I referred him to The World Atlas of Language Structures, which is now available on-line.
Go to the WALS website, search under “features” and look for chapter 19: Presence of Uncommon Consonants. This chapter covers clicks, labial-velars, pharyngeals, and ‘th’ sounds. (It does not distinguish between voiceless θ and voiced ð.) The database covers 2650 different languages.

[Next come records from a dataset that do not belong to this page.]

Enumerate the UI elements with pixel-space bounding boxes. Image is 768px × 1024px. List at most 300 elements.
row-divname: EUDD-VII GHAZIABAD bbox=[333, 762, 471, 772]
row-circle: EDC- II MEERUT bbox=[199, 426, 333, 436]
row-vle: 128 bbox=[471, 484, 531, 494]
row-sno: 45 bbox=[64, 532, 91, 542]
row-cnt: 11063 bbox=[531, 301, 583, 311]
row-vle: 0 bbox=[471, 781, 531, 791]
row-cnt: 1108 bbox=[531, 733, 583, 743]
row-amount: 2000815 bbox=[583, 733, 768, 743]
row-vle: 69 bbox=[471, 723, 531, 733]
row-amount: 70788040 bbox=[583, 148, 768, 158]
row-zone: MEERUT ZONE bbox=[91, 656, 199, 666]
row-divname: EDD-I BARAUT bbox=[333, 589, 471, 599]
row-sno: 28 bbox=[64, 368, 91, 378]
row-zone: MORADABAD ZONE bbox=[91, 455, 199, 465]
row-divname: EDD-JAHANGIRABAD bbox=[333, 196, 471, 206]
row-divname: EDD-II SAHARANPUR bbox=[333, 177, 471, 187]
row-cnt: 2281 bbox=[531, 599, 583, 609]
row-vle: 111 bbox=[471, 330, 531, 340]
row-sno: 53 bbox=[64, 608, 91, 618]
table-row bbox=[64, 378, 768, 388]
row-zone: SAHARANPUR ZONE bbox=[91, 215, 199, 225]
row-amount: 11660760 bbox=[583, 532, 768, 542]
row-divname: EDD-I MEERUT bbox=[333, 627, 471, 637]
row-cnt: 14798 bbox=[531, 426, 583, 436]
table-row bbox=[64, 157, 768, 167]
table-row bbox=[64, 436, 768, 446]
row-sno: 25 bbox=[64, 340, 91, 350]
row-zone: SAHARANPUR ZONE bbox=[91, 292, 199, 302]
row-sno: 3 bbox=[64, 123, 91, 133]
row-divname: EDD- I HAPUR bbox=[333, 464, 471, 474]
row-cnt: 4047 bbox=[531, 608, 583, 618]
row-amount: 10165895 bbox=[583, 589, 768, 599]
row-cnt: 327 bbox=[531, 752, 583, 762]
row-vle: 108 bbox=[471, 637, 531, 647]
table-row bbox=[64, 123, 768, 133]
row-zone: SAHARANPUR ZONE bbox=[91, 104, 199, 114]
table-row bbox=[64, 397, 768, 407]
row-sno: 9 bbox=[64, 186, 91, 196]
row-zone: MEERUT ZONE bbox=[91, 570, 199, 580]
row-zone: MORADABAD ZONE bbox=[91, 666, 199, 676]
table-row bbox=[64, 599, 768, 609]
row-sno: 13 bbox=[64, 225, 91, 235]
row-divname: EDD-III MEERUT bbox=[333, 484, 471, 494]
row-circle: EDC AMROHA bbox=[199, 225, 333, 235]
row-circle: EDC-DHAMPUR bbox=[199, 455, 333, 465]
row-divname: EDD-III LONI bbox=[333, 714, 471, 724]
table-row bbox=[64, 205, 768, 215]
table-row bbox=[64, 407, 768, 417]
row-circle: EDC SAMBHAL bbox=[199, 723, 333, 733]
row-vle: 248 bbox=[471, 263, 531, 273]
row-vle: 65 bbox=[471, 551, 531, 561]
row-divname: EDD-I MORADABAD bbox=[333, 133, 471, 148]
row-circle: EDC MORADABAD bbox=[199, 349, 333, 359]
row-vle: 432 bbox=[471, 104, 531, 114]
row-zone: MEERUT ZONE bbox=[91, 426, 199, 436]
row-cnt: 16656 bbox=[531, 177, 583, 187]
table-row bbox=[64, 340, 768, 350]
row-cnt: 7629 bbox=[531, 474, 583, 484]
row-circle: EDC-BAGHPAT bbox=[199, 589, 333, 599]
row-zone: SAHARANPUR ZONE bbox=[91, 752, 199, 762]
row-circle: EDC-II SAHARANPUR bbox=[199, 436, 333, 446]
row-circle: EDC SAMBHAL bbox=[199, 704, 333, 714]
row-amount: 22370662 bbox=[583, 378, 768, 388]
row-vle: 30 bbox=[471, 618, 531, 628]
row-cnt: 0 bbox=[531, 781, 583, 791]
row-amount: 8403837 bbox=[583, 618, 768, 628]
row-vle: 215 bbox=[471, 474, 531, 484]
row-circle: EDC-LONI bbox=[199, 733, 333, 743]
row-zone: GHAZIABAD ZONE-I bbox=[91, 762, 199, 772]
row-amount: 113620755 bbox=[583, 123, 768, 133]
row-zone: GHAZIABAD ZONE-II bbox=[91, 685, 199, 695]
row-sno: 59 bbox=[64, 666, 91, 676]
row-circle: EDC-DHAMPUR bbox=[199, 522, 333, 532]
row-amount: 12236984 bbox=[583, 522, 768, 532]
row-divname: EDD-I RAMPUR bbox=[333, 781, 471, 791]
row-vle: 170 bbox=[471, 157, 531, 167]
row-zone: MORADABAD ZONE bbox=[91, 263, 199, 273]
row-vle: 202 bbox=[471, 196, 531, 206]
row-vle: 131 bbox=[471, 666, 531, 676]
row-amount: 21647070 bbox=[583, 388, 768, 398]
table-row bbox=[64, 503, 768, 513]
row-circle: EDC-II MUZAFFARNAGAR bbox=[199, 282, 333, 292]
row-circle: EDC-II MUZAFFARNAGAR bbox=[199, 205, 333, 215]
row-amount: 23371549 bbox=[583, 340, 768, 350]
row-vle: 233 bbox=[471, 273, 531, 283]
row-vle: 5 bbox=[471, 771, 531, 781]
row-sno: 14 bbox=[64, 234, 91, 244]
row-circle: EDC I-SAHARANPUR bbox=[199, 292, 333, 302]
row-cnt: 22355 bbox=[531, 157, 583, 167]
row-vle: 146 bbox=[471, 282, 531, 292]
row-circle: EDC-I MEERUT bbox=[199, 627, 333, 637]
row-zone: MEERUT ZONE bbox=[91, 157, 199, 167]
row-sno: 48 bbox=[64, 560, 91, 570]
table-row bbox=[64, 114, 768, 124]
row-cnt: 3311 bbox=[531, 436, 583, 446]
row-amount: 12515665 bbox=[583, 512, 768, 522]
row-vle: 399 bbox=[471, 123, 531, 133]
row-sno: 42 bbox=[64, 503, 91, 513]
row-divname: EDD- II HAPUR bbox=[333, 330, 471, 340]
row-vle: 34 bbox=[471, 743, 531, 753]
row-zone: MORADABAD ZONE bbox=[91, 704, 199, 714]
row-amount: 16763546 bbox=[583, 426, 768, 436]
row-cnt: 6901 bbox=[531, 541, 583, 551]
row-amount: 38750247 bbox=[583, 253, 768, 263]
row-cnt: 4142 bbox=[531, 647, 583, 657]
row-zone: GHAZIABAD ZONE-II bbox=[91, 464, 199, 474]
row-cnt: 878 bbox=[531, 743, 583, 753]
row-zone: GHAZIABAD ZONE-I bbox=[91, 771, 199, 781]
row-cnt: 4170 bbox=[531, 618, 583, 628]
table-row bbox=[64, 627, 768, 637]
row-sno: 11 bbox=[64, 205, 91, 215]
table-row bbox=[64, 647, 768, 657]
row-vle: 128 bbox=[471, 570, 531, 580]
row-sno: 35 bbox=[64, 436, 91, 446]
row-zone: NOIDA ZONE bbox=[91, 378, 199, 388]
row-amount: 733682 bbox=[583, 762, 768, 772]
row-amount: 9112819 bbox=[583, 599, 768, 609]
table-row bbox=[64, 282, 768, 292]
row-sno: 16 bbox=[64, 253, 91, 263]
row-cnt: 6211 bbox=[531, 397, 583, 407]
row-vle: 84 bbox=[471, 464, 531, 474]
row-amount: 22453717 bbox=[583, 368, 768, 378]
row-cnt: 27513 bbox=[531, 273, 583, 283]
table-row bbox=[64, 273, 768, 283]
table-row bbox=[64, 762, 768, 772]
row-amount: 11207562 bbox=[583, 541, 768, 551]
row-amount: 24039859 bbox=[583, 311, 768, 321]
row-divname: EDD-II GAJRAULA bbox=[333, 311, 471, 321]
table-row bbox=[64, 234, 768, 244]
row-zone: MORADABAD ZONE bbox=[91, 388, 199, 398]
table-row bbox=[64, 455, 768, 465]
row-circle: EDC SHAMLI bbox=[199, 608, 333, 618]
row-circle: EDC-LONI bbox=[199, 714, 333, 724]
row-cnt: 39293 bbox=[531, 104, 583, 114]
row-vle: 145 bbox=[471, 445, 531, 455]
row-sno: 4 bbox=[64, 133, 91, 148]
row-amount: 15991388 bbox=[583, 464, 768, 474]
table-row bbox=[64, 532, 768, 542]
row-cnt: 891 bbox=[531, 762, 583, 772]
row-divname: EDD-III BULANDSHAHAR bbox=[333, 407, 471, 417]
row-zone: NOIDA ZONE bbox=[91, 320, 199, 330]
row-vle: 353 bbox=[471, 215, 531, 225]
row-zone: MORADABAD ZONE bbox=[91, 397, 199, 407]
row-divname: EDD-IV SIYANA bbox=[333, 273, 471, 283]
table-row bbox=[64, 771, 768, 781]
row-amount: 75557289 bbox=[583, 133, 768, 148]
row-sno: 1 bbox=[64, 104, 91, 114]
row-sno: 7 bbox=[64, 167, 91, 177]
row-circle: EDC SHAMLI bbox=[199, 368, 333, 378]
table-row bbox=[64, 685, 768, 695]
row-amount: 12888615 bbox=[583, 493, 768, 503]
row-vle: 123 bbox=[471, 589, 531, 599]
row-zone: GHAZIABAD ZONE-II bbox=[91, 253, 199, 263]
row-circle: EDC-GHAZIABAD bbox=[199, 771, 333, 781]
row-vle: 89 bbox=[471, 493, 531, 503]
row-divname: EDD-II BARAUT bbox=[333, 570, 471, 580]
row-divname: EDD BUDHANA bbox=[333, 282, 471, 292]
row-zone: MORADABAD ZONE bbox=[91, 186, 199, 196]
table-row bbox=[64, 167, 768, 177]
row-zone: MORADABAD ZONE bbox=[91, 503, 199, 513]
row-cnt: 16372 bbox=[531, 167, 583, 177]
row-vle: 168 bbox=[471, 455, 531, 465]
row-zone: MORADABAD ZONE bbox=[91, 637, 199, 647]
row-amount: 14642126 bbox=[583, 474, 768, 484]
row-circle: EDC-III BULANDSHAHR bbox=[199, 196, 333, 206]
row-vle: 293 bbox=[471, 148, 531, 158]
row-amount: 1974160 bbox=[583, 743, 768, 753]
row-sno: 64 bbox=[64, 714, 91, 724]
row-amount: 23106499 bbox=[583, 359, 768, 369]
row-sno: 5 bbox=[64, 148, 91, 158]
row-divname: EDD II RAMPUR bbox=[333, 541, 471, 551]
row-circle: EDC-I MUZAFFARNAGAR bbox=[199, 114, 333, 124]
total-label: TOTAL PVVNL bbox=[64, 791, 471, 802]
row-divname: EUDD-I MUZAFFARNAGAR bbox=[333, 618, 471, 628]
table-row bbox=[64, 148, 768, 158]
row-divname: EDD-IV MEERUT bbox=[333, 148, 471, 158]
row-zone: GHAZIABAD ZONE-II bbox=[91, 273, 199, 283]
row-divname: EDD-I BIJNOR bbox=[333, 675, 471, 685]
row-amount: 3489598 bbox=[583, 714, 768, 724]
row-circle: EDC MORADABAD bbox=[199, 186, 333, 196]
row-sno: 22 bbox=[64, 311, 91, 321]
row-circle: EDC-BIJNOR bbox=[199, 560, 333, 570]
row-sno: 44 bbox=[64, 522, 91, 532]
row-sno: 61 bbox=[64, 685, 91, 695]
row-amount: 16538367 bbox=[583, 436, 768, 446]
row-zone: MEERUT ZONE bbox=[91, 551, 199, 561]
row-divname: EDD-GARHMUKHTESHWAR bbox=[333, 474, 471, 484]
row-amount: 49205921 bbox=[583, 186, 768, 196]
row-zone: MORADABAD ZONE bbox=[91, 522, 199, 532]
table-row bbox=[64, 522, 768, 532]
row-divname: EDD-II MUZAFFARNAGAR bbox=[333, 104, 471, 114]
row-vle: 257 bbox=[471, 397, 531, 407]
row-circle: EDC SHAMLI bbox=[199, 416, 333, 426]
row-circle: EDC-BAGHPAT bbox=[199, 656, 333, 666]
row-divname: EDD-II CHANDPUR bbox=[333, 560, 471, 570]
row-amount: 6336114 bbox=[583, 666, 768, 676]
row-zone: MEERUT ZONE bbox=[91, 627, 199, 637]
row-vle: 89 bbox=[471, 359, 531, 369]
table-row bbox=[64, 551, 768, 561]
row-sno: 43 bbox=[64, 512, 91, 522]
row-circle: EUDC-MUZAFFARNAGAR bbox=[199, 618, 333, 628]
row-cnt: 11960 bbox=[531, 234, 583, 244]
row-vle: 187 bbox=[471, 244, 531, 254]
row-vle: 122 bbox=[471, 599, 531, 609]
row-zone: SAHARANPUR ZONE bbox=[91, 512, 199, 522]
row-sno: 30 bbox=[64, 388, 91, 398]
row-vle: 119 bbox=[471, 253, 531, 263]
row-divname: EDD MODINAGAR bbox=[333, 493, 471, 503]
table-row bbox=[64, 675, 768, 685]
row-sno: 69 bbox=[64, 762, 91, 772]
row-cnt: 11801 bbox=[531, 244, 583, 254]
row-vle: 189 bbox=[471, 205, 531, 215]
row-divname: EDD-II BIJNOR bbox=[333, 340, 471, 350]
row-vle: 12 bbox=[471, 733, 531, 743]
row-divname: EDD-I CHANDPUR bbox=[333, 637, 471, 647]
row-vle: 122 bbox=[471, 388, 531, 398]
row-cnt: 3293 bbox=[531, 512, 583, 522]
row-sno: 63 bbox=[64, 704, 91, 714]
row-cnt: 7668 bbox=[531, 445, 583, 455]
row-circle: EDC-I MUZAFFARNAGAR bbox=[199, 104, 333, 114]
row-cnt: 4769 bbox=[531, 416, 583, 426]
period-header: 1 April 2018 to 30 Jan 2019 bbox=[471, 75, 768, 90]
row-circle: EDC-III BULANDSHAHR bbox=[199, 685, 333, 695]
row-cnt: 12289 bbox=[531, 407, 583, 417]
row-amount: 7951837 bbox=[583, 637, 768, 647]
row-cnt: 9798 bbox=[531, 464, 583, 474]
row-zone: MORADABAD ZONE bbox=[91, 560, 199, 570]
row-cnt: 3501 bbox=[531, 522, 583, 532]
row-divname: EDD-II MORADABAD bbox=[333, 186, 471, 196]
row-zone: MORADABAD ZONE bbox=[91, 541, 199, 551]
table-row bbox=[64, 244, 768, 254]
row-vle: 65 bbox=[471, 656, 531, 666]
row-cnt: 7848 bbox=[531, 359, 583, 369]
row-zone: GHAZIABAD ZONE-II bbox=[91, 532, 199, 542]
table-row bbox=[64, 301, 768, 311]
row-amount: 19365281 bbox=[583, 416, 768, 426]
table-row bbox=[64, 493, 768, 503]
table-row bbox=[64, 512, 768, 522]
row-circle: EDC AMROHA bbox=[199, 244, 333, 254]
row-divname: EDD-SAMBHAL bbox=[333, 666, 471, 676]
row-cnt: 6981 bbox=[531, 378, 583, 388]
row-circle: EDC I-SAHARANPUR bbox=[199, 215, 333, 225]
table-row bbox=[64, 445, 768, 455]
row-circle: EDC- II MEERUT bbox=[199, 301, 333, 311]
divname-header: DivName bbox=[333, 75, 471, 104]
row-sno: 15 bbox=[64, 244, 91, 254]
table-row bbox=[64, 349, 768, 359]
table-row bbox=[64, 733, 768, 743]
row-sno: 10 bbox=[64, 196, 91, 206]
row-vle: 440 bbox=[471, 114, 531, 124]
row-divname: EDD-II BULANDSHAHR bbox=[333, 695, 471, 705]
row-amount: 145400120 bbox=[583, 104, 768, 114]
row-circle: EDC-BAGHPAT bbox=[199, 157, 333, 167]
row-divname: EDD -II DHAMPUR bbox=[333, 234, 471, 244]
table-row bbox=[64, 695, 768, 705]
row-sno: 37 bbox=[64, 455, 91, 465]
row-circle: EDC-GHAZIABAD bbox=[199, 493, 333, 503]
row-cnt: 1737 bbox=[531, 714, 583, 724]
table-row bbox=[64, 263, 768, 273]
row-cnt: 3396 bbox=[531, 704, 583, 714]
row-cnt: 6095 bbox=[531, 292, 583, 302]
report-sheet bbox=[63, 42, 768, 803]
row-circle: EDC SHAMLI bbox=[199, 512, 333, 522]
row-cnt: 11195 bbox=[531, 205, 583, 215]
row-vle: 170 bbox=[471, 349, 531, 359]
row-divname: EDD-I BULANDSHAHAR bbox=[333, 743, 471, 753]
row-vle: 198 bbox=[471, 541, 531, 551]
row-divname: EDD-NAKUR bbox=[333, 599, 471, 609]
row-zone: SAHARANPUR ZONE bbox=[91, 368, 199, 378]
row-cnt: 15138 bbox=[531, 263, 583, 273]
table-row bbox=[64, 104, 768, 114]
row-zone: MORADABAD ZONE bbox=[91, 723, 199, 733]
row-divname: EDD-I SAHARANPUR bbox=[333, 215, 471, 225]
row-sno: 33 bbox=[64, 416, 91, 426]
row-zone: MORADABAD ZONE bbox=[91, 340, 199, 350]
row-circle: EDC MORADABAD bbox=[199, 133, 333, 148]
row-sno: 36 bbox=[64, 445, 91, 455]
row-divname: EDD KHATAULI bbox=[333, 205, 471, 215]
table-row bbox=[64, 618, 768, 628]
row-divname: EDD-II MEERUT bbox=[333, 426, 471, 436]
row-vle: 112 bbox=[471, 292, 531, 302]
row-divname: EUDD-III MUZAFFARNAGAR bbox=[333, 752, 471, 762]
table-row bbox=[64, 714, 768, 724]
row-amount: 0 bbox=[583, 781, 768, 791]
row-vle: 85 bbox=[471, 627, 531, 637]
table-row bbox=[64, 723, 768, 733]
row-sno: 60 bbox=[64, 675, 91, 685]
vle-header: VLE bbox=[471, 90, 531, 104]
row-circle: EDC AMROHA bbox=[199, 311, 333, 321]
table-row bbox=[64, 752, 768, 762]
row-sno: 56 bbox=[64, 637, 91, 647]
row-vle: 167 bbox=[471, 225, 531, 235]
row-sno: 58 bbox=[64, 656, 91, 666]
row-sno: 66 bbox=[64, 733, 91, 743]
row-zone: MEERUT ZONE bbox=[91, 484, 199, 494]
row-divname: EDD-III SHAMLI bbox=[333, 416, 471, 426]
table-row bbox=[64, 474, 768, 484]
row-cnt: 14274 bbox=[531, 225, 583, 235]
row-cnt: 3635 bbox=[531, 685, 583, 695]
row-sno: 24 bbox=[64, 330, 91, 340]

Dental or alveolar non-sibilant fricatives are just as rare as labial-velar plosives, occurring in just 43 (or 7.6%) of the languages surveyed, but the distribution of these languages is practically worldwide. They are found in languages as varied in location and family affiliation as Modern Greek, Albanian, Spanish and English (Indo-European), Kabardian (Northwest Caucasian), Mari and Nganasan (Uralic), Burmese and Sgaw Karen (Sino-Tibetan), Lakkia and Yay (Tai-Kadai), Swahili and Moro (Niger-Congo), Dahalo (Afro-Asiatic), Berta and Murle (Nilo-Saharan), Fijian, Yapese and Drehu (Austronesian), Ngiyambaa (Pama-Nyungan), Rotokas (West Bougainville), Aleut (Eskimo-Aleut), Chipewyan (Athapaskan), Acoma (Keresan), Maricopa (Yuman), Cubeo (Tucanoan), Huastec (Mayan), Mixtec languages and Mezquital Otomí (Oto-Manguean), Amahuaca (Panoan), Tacana (Tacanan), Cochabamba Quechua and Mapudungun (Araucanian).
We might also mention Welsh and Icelandic (both I-E, and not included in the database).
Here is part of the map that comes up. The presence of a th sound or sounds is marked by a red circle.
This means that yes, for most learners of EFL the English dental fricatives are difficult, exotic sounds. It’s not surprising that they are sounds that advocates of teaching English as a Lingua Franca want to not bother with (but that, conversely, anyone who aspires to a higher standard than ELF cannot afford not to master).